McKenzy Hurt told 11Alive her children were harassed by a man in costume who was working at the park. When she spoke with 11Alive's Joe Ripley, she held her children tight after the traumatic experience.
Hurt said she had been at the park for about an hour and a half when the family was walking toward a ride. She said they saw a man on stilts, dressed as a cowboy with a lasso in hand. Hurt said her son and daughter walked up to the man because they were interested in the tricks he was doing with the rope.
Hurt said the man roped in the kids and made a disparaging remark about siblings getting married in Georgia.
“He pulled the rope tighter around my daughter, and then that’s when he proceeded to say he had a girl for sale for a dollar," Hurt said.
Hurt said she reported the encounter with customer service, but according to the mother, the manager said that type of experience "happened all the time, especially to Black and Asian kids."
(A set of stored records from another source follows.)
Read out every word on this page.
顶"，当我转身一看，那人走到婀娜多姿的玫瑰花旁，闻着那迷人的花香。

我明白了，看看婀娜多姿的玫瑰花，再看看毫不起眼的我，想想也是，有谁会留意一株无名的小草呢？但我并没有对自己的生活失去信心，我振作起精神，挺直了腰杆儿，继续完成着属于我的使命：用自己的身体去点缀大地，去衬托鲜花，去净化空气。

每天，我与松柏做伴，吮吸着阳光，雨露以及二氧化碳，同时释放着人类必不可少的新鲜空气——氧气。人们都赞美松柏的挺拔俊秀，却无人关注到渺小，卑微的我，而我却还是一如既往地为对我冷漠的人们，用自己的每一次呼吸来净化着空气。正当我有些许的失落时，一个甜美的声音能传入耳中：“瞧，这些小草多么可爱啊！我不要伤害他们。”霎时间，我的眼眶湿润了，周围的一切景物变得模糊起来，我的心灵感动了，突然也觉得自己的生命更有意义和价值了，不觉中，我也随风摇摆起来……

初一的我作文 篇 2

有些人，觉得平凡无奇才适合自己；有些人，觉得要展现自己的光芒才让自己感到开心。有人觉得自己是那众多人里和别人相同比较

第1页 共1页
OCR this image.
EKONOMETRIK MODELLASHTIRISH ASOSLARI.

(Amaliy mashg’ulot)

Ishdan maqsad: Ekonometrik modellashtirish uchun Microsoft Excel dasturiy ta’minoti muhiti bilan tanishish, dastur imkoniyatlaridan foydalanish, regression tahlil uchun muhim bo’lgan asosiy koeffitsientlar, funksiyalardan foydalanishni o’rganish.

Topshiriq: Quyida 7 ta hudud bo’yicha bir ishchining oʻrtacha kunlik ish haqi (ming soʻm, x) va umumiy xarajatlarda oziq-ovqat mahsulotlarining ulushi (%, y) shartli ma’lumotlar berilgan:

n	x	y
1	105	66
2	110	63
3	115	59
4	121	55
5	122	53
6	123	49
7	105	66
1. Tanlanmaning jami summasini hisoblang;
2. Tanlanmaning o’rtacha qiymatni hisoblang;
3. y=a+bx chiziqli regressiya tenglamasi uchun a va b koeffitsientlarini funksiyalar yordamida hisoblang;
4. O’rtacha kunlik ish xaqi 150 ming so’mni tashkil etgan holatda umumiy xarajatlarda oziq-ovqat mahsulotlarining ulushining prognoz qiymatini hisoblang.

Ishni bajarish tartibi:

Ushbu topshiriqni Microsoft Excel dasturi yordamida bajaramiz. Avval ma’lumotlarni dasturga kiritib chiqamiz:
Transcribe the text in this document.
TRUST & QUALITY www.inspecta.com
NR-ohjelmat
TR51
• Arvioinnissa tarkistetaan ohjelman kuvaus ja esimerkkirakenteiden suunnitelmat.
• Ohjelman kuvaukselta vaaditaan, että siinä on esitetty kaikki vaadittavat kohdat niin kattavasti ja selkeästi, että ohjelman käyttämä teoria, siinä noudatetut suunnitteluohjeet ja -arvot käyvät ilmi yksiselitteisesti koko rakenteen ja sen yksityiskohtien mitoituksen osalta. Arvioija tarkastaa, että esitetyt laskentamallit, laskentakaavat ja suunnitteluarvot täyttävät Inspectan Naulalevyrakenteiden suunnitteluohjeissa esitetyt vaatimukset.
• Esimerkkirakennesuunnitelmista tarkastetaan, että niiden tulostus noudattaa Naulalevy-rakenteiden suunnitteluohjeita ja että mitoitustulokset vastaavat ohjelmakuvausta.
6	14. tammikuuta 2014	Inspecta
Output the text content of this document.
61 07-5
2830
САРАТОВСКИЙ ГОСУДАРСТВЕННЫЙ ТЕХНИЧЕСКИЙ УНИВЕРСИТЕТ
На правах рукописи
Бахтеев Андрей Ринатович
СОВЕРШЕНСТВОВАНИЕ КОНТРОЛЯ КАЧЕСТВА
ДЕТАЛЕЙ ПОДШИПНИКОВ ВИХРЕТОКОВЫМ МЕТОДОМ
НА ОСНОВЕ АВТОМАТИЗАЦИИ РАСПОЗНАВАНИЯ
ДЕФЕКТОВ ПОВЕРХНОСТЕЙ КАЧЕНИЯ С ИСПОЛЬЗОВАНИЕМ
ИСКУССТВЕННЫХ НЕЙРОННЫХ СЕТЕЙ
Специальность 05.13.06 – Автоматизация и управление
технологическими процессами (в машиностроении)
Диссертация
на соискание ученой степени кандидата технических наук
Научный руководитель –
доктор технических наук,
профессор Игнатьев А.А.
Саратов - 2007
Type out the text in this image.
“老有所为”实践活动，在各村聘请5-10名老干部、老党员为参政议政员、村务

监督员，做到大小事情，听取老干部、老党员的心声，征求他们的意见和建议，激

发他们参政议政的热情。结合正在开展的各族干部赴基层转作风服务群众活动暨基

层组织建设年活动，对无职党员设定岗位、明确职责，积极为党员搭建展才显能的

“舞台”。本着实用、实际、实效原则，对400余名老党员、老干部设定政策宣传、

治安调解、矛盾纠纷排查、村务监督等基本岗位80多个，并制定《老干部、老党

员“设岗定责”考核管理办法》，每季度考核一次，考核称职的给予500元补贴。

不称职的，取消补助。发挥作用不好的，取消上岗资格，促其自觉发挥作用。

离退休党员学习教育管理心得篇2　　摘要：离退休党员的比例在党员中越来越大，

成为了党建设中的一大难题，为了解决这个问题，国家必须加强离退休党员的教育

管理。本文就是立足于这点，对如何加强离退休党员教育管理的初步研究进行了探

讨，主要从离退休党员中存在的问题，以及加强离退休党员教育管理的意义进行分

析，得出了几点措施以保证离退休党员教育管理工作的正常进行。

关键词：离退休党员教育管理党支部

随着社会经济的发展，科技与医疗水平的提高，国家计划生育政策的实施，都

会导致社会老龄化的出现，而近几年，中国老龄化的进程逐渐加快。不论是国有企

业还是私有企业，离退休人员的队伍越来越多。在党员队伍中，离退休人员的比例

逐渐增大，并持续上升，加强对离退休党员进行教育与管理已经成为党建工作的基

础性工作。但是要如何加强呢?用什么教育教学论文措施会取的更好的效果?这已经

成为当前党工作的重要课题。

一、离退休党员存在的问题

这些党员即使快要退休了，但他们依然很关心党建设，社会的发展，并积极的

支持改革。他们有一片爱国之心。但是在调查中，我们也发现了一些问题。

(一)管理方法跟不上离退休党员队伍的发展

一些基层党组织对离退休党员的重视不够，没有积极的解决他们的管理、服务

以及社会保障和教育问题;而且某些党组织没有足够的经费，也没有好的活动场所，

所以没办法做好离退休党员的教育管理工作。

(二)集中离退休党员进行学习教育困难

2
"To be a parent and kind of see your child helpless, it’s not right," Hurt said. "Nobody should ever have to go and feel so low and humiliated like that, and then treated like pretty much trash.”
Six Flags sent 11Alive this statement in response to the situation:
"We have zero tolerance for any form of racism, discrimination, or hateful behavior. The character in question is a third party vendor and not an employee of Six Flags. We will conduct a thorough investigation into this matter and take appropriate action.”
A representative from Six Flags would not tell 11Alive which company the man worked for, if he was currently working at the park or how the park handled the entire situation.
Hurt said she wanted a formal apology from Six Flags and compensation. She said she couldn't imagine going back to the park and her daughter had rope burns after the encounter. Despite hurting both physically and emotionally, she said she would choose to forgive the man and teach her kids not to hold hatred in their hearts.
“I forgive the guy, whoever they are, whatever issues he had, I forgive him because I still have to live," Hurt said. “If something like this arises anywhere, report it, because we as a country and as America need to come together. That’s the only way we can weed out racism.”